Apple has confirmed this change late on Tuesday. TechCrunch notes, “Apple’s transition of the data from its own U.S.-based servers to local servers on Chinese soil has raised significant concern among observers who worry that the change will grant the Chinese government easier access to sensitive information. Before a switch announced earlier this year, all encryption keys for Chinese users were stored in the U.S. which meant authorities needed to go through the U.S. legal system to request access to information. Now the situation is based on Chinese courts and a gatekeeper that’s owned by the government.”
Local Company to Control iCloud Data of Chinese Customers
China has strengthened its cyber security laws recently, and following this, Apple transferred its user data to Chinese servers. Chinese authorities stated that cloud services in China must be operated by local companies.
Apple was left with two choices: either offer iCloud under the new laws or discontinue the service. Apple had to comply with the new policies unleashed by the Chinese government as the company wanted to grow in Chinese markets.

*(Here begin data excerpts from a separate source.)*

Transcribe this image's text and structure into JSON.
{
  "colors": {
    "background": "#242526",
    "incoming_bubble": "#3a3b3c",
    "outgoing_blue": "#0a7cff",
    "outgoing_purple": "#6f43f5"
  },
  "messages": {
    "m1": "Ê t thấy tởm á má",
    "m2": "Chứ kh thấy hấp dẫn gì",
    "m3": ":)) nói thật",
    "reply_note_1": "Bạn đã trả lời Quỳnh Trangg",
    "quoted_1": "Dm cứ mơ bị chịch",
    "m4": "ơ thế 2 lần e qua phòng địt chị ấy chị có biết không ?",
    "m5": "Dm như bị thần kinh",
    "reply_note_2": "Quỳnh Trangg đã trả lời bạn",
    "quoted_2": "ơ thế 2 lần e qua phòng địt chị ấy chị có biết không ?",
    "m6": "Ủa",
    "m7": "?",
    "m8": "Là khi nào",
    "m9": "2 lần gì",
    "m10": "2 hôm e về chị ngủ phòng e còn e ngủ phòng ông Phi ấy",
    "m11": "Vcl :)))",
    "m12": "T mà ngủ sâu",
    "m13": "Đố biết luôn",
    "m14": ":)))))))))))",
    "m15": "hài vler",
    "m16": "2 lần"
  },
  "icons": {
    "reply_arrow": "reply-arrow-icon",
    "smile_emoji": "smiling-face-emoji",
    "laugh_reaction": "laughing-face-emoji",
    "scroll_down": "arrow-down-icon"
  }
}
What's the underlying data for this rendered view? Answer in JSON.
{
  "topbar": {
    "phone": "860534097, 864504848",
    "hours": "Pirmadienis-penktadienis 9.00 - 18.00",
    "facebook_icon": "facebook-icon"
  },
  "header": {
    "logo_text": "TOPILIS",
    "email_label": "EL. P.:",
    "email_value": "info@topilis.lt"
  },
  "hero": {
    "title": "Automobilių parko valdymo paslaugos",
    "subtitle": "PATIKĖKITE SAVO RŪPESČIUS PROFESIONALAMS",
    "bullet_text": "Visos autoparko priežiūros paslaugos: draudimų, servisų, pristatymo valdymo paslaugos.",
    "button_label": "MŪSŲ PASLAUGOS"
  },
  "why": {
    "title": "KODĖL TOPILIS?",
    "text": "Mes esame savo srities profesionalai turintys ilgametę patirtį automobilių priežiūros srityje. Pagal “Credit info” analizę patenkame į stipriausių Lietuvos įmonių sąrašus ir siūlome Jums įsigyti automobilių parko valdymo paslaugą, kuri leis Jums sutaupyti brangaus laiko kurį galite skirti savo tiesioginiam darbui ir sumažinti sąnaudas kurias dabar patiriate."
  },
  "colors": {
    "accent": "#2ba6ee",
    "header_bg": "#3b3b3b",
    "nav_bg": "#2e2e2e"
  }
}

Though Tim Cook has criticized this move indirectly, he cannot afford to lose the future largest market. Apple is surely in a tight corner now. On the one hand, Apple has always boasted its privacy policies and on the other, it has to make a compromise with iCloud user data in the world’s biggest smartphone market.
Apple is receiving mixed responses for its policies from industry experts before the launch of its iPhones 2018. Reports say that Apple needs to invest more in its research and development as the company is spending only 5.1% of its revenue.
Recent media bytes also revealed that criminals and cops hate iOS 11.4.1 USB restricted mode.
However, there is a silver lining for Apple as the company has registered 6% increase in US smartphone activation in second quarter of 2018. Notably, its archrival, Samsung clocks a higher failure rate than iPhones.
When government authorities intervene, corporations have to bow down to their powerful voice. Apple wants to do business and grow in the Chinese market, which is unarguably the largest one in Asia.
AT present, Apple can ask its Chinese consumers to select a country other than Chine for their iCloud account. By doing this, they can opt out of local data storage. The best option for Chinese users is to create a new account.